-
-
Notifications
You must be signed in to change notification settings - Fork 137
Description
Spegel version
0.6.0
Kubernetes distribution
AKS
Kubernetes version
1.34.1
CNI
Azure CNI
Describe the bug
We're using Spegel for P2P image caching with GPU nodes that auto-scale based on demand. When a GPU node scales down and a new one scales up, the new node experiences significant delays (1-3+ minutes) pulling images that should be served from P2P cache in seconds, ultimately making the caching take as long as direct image pulling.
Environment
- Kubernetes: AKS (Azure Kubernetes Service) v1.34.1
- OS: Ubuntu 24.04 on all nodes
- Containerd: 2.1.6-1
- Spegel Version: Latest (via Helm chart) 0.6.0
- CNI: Azure CNI
- Registry: Azure Container Registry (ACR)
Root Cause Identified
When a node scales down, its Spegel pod terminates, but other Spegel pods retain DHT entries pointing to the dead node's IP for up to 10 minutes (the hardcoded TTL). When a new node joins and queries the DHT for image layers, it receives stale entries pointing to IPs that no longer exist.

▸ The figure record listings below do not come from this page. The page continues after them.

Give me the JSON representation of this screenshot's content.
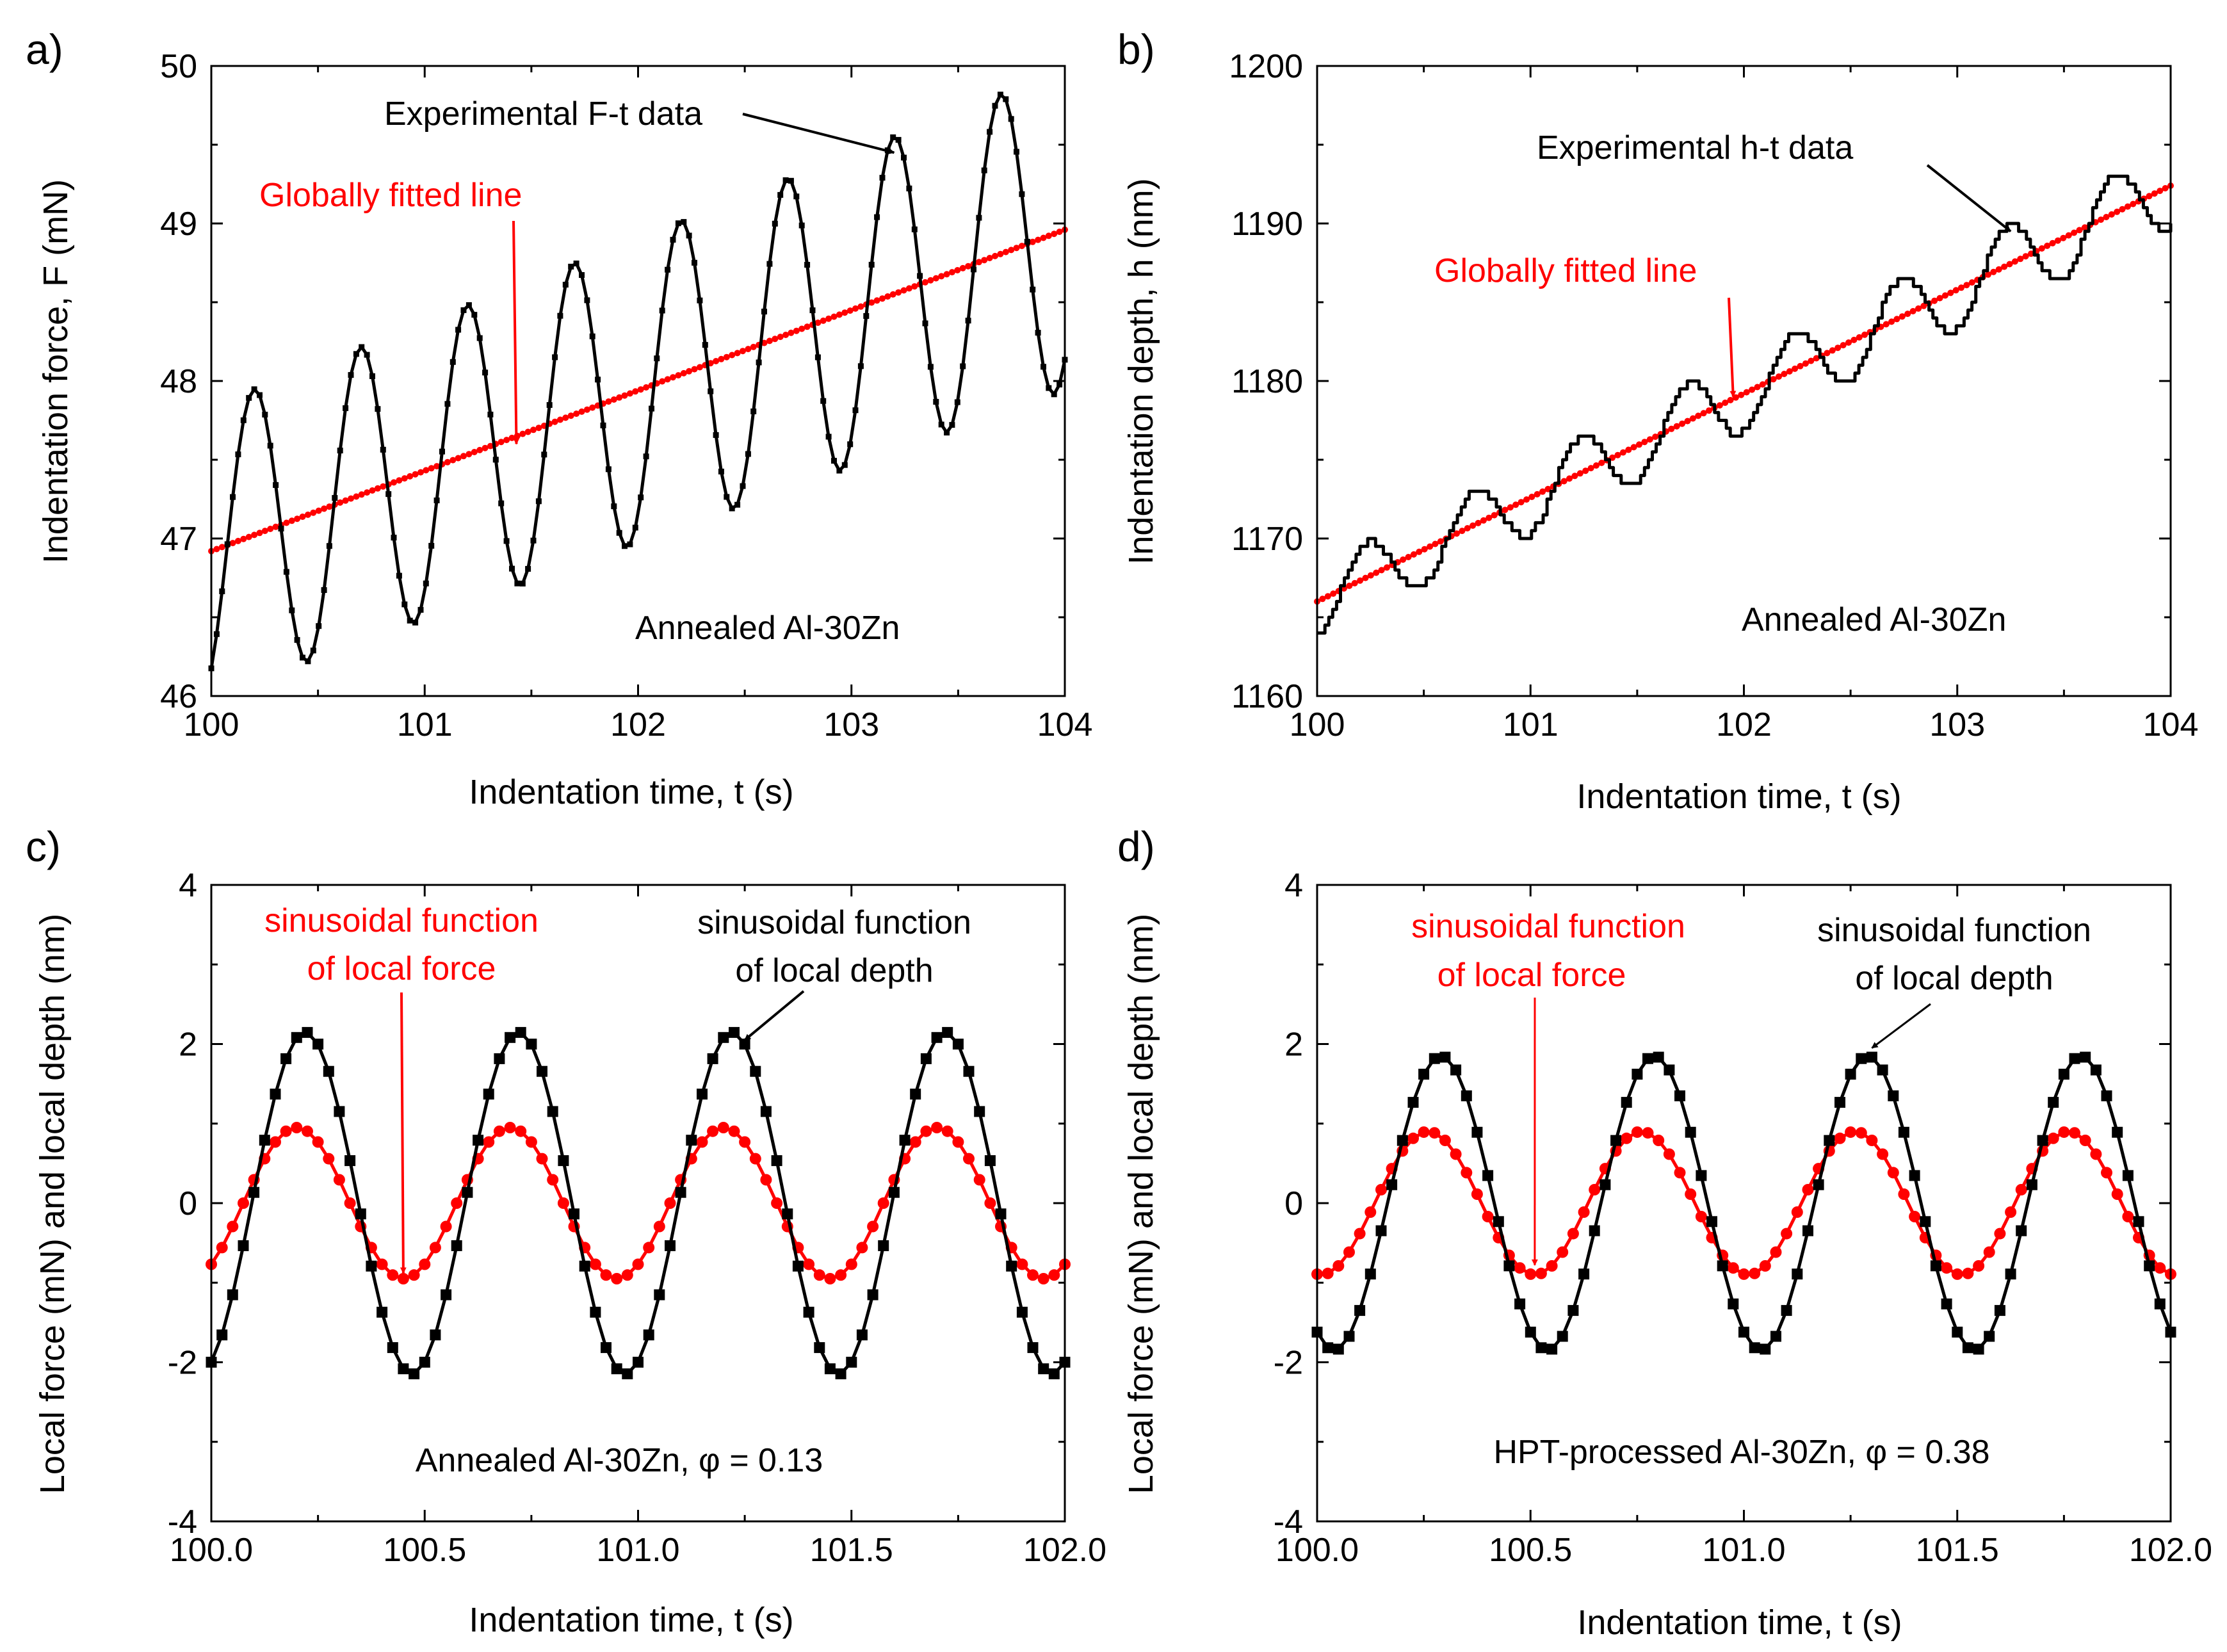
{
  "colors": {
    "experimental": "#000000",
    "fit": "#ff0000",
    "axes": "#000000",
    "background": "#ffffff"
  },
  "chart_data": [
    {
      "panel": "a)",
      "type": "line",
      "xlabel": "Indentation time, t (s)",
      "ylabel": "Indentation force, F (mN)",
      "xlim": [
        100,
        104
      ],
      "ylim": [
        46,
        50
      ],
      "xticks": [
        "100",
        "101",
        "102",
        "103",
        "104"
      ],
      "yticks": [
        "46",
        "47",
        "48",
        "49",
        "50"
      ],
      "series": [
        {
          "name": "Experimental F-t data",
          "color": "#000000",
          "marker": "square",
          "model": "trend_plus_sine",
          "x_start": 100,
          "x_end": 104,
          "points": 160,
          "trend_intercept": 46.92,
          "trend_slope": 0.51,
          "amplitude": 0.92,
          "amplitude_growth": 0.025,
          "period": 0.5,
          "peak_x": 100.2
        },
        {
          "name": "Globally fitted line",
          "color": "#ff0000",
          "marker": "circle",
          "model": "linear",
          "x_start": 100,
          "x_end": 104,
          "points": 160,
          "intercept": 46.92,
          "slope": 0.51
        }
      ],
      "annotations": [
        {
          "text": "Experimental F-t data",
          "color": "#000000",
          "target": [
            103.2,
            49.45
          ]
        },
        {
          "text": "Globally fitted line",
          "color": "#ff0000",
          "target": [
            101.43,
            47.6
          ]
        },
        {
          "text": "Annealed Al-30Zn",
          "color": "#000000"
        }
      ]
    },
    {
      "panel": "b)",
      "type": "line",
      "xlabel": "Indentation time, t (s)",
      "ylabel": "Indentation depth, h (nm)",
      "xlim": [
        100,
        104
      ],
      "ylim": [
        1160,
        1200
      ],
      "xticks": [
        "100",
        "101",
        "102",
        "103",
        "104"
      ],
      "yticks": [
        "1160",
        "1170",
        "1180",
        "1190",
        "1200"
      ],
      "series": [
        {
          "name": "Experimental h-t data",
          "color": "#000000",
          "marker": "step",
          "model": "trend_plus_sine",
          "x_start": 100,
          "x_end": 104,
          "points": 220,
          "trend_intercept": 1166,
          "trend_slope": 6.6,
          "amplitude": 2.2,
          "amplitude_growth": 0.1,
          "period": 0.5,
          "peak_x": 100.23
        },
        {
          "name": "Globally fitted line",
          "color": "#ff0000",
          "marker": "circle",
          "model": "linear",
          "x_start": 100,
          "x_end": 104,
          "points": 160,
          "intercept": 1166,
          "slope": 6.6
        }
      ],
      "annotations": [
        {
          "text": "Experimental h-t data",
          "color": "#000000",
          "target": [
            103.25,
            1189.5
          ]
        },
        {
          "text": "Globally fitted line",
          "color": "#ff0000",
          "target": [
            101.95,
            1179.0
          ]
        },
        {
          "text": "Annealed Al-30Zn",
          "color": "#000000"
        }
      ]
    },
    {
      "panel": "c)",
      "type": "line",
      "xlabel": "Indentation time, t (s)",
      "ylabel": "Local force (mN) and local depth (nm)",
      "xlim": [
        100.0,
        102.0
      ],
      "ylim": [
        -4,
        4
      ],
      "xticks": [
        "100.0",
        "100.5",
        "101.0",
        "101.5",
        "102.0"
      ],
      "yticks": [
        "-4",
        "-2",
        "0",
        "2",
        "4"
      ],
      "series": [
        {
          "name": "sinusoidal function of local depth",
          "color": "#000000",
          "marker": "square",
          "model": "sine",
          "x_start": 100,
          "x_end": 102,
          "points": 81,
          "amplitude": 2.15,
          "period": 0.5,
          "peak_x": 100.22
        },
        {
          "name": "sinusoidal function of local force",
          "color": "#ff0000",
          "marker": "circle",
          "model": "sine",
          "x_start": 100,
          "x_end": 102,
          "points": 81,
          "amplitude": 0.95,
          "period": 0.5,
          "peak_x": 100.2
        }
      ],
      "annotations": [
        {
          "text": "sinusoidal function",
          "color": "#ff0000",
          "target": [
            100.45,
            -0.88
          ]
        },
        {
          "text": "of local force",
          "color": "#ff0000"
        },
        {
          "text": "sinusoidal function",
          "color": "#000000",
          "target": [
            101.25,
            2.05
          ]
        },
        {
          "text": "of local depth",
          "color": "#000000"
        },
        {
          "text": "Annealed Al-30Zn, φ = 0.13",
          "color": "#000000"
        }
      ]
    },
    {
      "panel": "d)",
      "type": "line",
      "xlabel": "Indentation time, t (s)",
      "ylabel": "Local force (mN) and local depth (nm)",
      "xlim": [
        100.0,
        102.0
      ],
      "ylim": [
        -4,
        4
      ],
      "xticks": [
        "100.0",
        "100.5",
        "101.0",
        "101.5",
        "102.0"
      ],
      "yticks": [
        "-4",
        "-2",
        "0",
        "2",
        "4"
      ],
      "series": [
        {
          "name": "sinusoidal function of local depth",
          "color": "#000000",
          "marker": "square",
          "model": "sine",
          "x_start": 100,
          "x_end": 102,
          "points": 81,
          "amplitude": 1.85,
          "period": 0.5,
          "peak_x": 100.29
        },
        {
          "name": "sinusoidal function of local force",
          "color": "#ff0000",
          "marker": "circle",
          "model": "sine",
          "x_start": 100,
          "x_end": 102,
          "points": 81,
          "amplitude": 0.9,
          "period": 0.5,
          "peak_x": 100.26
        }
      ],
      "annotations": [
        {
          "text": "sinusoidal function",
          "color": "#ff0000",
          "target": [
            100.51,
            -0.78
          ]
        },
        {
          "text": "of local force",
          "color": "#ff0000"
        },
        {
          "text": "sinusoidal function",
          "color": "#000000",
          "target": [
            101.3,
            1.95
          ]
        },
        {
          "text": "of local depth",
          "color": "#000000"
        },
        {
          "text": "HPT-processed Al-30Zn, φ = 0.38",
          "color": "#000000"
        }
      ]
    }
  ]
}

Each TCP connection attempt to a dead IP triggers kernel-level TCP retransmit timeouts (~30 seconds) before failing and moving to the next peer.
Evidence from Logs
New GPU node's Spegel logs after scale-up:
{"msg":"request to mirror failed, retrying with next",
"mirror":"10.244.0.10:5000",
"err":"dial tcp 10.244.0.10:5000: i/o timeout"}The IP 10.244.0.10 was the old GPU node that was scaled down after load went down, and when it went a new one went back up due to load, the DHT still had entries pointing to the old one.
Timeline from Our Scale Test
| Time | Event |
|---|---|
| T+0s | New GPU node's Spegel pod starts |
| T+27s | Bootstrap completes (P2P connectivity established) |
| T+30s | Image pull requests start |
| T+60s | Errors trying to connect to old GPU node IP (i/o timeout) |
| T+90s | Falls back to other nodes or ACR |
| T+111s | image pull complete (should be ~10s via P2P) |
Impact
- GPU image: 1m51s pull time (should be ~10s from P2P cache)
Current Workaround
Restart entire Spegel DaemonSet after any scale-down event to clear DHT state:
kubectl rollout restart daemonset/spegel -n spegelThis is not ideal for production auto-scaling scenarios and creates extra things to manage and deal with, not to mention the time it takes to restart everything, monitoring issues, etc.
Feature Request: Configurable DHT Record TTL
According to the FAQ, Spegel advertises images with a hardcoded 10-minute TTL. For auto-scaling scenarios where nodes frequently come and go, this causes:
- Almost always having stale entries in the DHT
- ~30 second delays per stale peer (TCP timeout)
- Degraded P2P performance that defeats the purpose of caching
Requested Enhancement
Please consider making the DHT record TTL configurable via Helm values:
spegel:
# DHT record TTL - how long peers advertise content availability
# Lower values = faster recovery from stale entries after node removal
# Higher values = less DHT churn in stable clusters
dhtRecordTTL: "2m" # Default: 10mUse Case
- Kubernetes clusters with node auto-scaling (GPU nodes, spot instances)
- Environments where nodes are frequently added/removed
- Desire to trade DHT stability for faster recovery from stale entries
A 2-minute TTL or lower would significantly reduce the window where stale entries cause delays, while still providing reasonable caching for stable clusters.
Alternative Approaches to Consider
- Graceful shutdown hook - Have Spegel actively remove its DHT records during pod termination (preStop hook with sufficient terminationGracePeriodSeconds)
- Faster peer health checks - Proactively detect and remove unreachable peers from DHT
- Connection timeout configuration - Allow configuring HTTP client timeout for mirror requests (separate from kernel TCP timeout)
Happy to provide additional logs or testing if helpful. Thanks for the great project!